Aksi halde hukuki karmaşa oluşur. Onun için Anayasa değişikliğini istemek ve Anayasa değişikliğini ikide bir gündeme getirmek, hesabi bir takım işlerin sonucudur. Bazılarını koruma adına Anayasada değişiklik istemek ise gaflettir, ülkeye yapılacak en büyük kötülüktür. Çünkü Anayasalar ancak ülkenin selameti için değiştirilebilir veya tadil edilebilir, şahısları korumak için değil. Bu devran da böyle devam etmez, zira devletin sevdalıları vardır.

Son dönemlerde tesadüfen ve siyasi menfaat temin etmek suretiyle makam sahibi olanların, Anayasa hakkında ahkâm kestiklerini haberlerden öğreniyoruz. Elbette ki bu kimselerin konuşmalarına itibar atfedilemez. Çünkü bu nevi aykırı konuşmaları yapanların, milli ve manevi hasletleri çoraklaşmış demektir. Bunlar, devletin bekasını değil, kendi makamlarını koruma altına almak için, konuşmaktadırlar.

Bunlardan birisi de, ABD’de 1990-1993 yılları arasında, maalesef Yahudi kuruluşu olduğu ifade edilen, Cornell Üniversitesinde görev yapan Numan Kurtulmuş’tur. Numan Kurtulmuş, bazılarını korumak için, gündem değiştirmeye çalışmıştır. Yoksa milletin hayrını düşünmek için konuşmamıştır. Çünkü Anayasa ile ilgili yaptığı konuşma asla hukuki değildir, siyasidir. Onun için de, medyanın bombardımanı sonucu, Milli Görüş gömleğini değiştirdiği gibi, sözünün çarpıtıldığını ifade ederek, konuşmasından çark etmiştir.

Bilindiği gibi, bazılarının siyasi menfaat için zikzak çizmeleri, vazgeçilmez huylarıdır. Bu gibi bazıları maalesef hiçbir konuda dirayet göstermez, emir almaktan hoşlanır, menfaati için kapıların eşiklerinde bekleşir, el-etek öper, dönme dolap gibi dönerler.

Bir kere daha belirtelim ki, devleti bilmeyenin, akademik hüviyeti ne olursa olsun, milletine faydası olmaz. Zira böyleleri sadece alıştırılmış papağanlar gibi konuşturulur, böylece ülkenin gerilmesine zemin hazırlarlar. Numan Kurtulmuş’un da yaptığı budur. Zira milletin sinir uçlarıyla oynamaktadır.

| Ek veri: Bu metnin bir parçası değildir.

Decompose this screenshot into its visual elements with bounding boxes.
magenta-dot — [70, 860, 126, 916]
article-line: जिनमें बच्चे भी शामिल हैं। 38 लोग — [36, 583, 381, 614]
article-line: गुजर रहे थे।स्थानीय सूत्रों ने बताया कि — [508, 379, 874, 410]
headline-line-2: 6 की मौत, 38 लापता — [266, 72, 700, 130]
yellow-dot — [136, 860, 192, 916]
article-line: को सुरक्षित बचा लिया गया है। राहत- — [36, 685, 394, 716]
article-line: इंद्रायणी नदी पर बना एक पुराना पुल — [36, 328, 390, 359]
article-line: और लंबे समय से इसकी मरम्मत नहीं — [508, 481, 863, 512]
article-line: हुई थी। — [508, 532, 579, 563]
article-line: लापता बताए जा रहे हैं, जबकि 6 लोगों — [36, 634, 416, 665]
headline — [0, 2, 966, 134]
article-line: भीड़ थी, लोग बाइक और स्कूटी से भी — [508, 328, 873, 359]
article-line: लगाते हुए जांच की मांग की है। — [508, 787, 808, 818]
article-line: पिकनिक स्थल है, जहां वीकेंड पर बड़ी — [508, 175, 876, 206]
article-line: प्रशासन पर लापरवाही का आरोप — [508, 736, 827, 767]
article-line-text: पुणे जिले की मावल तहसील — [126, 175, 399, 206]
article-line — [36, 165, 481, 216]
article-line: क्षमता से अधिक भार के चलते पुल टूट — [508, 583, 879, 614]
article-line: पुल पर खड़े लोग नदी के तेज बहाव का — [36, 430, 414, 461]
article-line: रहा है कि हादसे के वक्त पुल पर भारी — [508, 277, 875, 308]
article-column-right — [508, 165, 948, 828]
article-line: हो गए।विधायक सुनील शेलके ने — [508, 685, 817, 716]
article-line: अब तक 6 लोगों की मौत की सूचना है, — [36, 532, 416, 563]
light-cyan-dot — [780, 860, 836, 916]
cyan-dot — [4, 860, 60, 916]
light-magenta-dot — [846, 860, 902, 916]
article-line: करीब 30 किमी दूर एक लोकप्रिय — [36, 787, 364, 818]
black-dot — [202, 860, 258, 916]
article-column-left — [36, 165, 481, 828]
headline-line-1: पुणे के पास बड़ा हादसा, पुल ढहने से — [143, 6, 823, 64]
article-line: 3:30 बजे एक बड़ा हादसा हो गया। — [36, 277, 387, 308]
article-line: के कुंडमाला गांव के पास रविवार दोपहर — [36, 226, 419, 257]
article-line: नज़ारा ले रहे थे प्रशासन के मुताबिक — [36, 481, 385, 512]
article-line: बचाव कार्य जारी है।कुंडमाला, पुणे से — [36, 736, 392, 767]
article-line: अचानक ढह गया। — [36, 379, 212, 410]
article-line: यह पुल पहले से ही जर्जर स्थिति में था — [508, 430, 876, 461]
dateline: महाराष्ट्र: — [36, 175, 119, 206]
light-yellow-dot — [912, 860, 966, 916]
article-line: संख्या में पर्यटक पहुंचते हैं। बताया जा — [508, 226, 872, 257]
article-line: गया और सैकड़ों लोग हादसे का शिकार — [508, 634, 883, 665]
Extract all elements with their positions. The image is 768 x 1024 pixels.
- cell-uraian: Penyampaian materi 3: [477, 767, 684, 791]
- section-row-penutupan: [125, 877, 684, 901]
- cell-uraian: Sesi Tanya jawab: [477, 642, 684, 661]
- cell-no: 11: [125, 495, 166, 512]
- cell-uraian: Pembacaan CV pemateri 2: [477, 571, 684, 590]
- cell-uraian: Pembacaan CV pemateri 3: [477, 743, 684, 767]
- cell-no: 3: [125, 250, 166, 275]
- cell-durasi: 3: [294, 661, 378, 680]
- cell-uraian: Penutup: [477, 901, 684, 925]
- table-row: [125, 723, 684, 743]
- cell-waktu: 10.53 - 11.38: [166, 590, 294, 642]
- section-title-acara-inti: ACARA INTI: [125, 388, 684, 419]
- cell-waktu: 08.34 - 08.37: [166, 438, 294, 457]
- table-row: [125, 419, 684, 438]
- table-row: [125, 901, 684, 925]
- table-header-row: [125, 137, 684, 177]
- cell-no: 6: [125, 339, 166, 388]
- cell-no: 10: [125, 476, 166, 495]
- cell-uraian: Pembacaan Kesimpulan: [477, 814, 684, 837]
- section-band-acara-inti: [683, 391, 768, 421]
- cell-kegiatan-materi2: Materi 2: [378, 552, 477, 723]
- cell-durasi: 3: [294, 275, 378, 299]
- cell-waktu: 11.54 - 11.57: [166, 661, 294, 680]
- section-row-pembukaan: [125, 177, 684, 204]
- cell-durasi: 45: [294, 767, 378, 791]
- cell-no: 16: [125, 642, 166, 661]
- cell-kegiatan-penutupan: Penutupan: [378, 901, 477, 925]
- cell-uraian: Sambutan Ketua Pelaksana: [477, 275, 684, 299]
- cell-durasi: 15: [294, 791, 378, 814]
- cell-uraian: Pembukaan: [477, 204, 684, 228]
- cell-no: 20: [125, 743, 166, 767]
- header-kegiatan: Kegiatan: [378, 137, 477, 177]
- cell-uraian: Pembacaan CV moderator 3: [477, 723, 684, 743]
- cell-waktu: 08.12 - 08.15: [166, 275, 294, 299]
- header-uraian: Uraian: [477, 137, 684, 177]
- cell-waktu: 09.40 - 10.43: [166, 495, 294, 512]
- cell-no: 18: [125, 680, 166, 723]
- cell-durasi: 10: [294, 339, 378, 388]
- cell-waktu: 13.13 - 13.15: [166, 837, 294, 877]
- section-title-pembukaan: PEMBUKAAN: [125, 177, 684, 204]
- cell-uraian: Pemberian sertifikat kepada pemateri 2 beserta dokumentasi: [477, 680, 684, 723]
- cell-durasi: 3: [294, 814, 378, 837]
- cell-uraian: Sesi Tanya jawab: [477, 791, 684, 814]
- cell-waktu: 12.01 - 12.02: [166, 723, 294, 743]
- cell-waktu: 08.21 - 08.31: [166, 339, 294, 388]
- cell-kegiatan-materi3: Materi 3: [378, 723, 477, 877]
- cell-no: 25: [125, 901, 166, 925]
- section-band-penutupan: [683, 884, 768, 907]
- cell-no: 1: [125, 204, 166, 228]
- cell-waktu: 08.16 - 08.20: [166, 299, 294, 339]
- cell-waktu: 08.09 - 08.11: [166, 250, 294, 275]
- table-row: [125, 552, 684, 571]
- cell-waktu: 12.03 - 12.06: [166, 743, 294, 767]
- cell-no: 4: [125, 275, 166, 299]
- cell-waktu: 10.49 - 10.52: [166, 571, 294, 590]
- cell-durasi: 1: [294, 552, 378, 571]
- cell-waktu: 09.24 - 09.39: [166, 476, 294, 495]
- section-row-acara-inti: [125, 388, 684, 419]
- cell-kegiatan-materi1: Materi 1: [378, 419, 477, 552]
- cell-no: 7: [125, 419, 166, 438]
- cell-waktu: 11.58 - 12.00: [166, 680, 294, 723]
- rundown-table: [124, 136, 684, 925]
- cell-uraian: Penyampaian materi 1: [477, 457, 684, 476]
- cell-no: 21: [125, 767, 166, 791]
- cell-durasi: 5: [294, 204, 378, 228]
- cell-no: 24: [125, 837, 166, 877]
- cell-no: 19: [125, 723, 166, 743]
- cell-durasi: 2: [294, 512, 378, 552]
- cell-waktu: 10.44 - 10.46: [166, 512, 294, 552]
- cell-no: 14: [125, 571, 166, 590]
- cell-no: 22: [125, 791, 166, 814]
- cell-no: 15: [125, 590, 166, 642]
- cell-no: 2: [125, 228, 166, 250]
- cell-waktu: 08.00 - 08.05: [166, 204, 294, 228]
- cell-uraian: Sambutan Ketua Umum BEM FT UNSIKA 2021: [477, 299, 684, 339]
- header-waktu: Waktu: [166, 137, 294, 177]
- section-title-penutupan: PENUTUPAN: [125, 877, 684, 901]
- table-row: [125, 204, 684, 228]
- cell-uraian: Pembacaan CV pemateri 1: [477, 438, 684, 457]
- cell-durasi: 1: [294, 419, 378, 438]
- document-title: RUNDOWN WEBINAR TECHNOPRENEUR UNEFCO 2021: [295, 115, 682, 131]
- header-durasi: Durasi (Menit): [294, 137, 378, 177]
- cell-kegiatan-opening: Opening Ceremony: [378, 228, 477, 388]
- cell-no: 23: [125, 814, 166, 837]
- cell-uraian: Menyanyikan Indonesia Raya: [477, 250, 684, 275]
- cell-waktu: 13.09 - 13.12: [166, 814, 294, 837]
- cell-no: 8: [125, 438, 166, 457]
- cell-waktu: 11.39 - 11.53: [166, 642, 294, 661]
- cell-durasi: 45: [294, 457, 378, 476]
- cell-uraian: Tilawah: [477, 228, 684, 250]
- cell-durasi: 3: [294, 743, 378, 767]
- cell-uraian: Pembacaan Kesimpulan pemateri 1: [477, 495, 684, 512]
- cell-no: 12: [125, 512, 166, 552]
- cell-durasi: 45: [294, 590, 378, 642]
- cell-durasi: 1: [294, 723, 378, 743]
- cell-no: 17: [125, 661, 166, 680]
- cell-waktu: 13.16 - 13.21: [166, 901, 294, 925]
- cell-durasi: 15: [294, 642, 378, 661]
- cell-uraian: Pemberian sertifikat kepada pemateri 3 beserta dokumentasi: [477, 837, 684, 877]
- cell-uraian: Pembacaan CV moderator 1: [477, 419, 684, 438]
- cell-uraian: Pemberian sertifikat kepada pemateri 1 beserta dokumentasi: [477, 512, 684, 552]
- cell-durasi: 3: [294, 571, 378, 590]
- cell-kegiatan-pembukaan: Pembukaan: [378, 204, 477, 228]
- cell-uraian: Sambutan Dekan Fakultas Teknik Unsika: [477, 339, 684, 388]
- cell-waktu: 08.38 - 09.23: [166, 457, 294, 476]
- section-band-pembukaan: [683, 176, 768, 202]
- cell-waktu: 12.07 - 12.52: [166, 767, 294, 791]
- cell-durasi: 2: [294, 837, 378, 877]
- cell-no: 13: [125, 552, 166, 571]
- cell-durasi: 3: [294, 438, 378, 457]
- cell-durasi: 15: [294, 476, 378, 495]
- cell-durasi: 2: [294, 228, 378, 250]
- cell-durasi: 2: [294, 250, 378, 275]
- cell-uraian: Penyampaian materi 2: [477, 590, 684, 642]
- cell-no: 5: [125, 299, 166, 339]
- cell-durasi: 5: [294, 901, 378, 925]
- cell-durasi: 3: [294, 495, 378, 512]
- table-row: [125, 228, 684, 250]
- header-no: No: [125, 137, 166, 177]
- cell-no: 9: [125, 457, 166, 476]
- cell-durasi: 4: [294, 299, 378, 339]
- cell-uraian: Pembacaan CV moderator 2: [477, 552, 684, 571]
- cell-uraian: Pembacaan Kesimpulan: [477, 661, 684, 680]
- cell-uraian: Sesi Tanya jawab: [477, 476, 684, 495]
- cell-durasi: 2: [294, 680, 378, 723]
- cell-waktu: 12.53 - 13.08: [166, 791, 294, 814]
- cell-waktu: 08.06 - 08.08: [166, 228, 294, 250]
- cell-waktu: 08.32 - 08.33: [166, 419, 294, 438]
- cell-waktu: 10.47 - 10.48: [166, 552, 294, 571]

Yiğit adam, ciddi devlet adamı düşünmeden konuşmaz. Konuştuktan sonra, kıyametler kopsa dahi, sözünden dönmez, çark etmez. Çünkü devlet adamı diplomattır, duruşu istikrar arz eder. Siyasi söz söylemeden önce düşünür. Dış meselelerde konuşurken temkinli olur, iç politikada da güdümlü olmaz, ağzına geldiği gibi konuşmaz, edep eder.

 Ama resimde görüldüğü gibi, öyle veya böyle siyasi makam sahibi olanlar, kendilerini dev aynasında görmeye başlar, konuşurken de mangalda kül bırakmaz. Ne var ki tepki görünce de söylediklerinin aksini ifadeden çekinmez.

Onun için hemen belirtelim ki, Numan Kurtulmuş’u ve yaptığı konuşmayı ciddiye almak caiz değildir. Çünkü siyasi çizgisi son derece güvenilmezdir.

Son sözü Esad Muhlis Paşa’ya bırakalım. Paşa der ki:

İstikamette gerektir reviş-î sıdk u sebât

Kademin merkeze koy, devrede perkârın ucu

Yani, bir dairenin çizgisinin çok muntazam olması, perkârın (pergelin) ayağını merkeze koyarak ve hiç oynatmayarak çizilmesiyle mümkün olur. İnsanoğlunun da işlerinin düzgün olması, ancak hal ve gidişinin doğru, dürüst olması ve bu gidişatta sebat etmesi ile mümkündür.

Gerisini düşünmek okuyucumuzundur. Herkesin sözüne de itibar edilmez.                       

Rahman ve Rahim,

 Kadir ve Muktedir,

Gaffar ve Settar olan Allah’a emanet olunuz.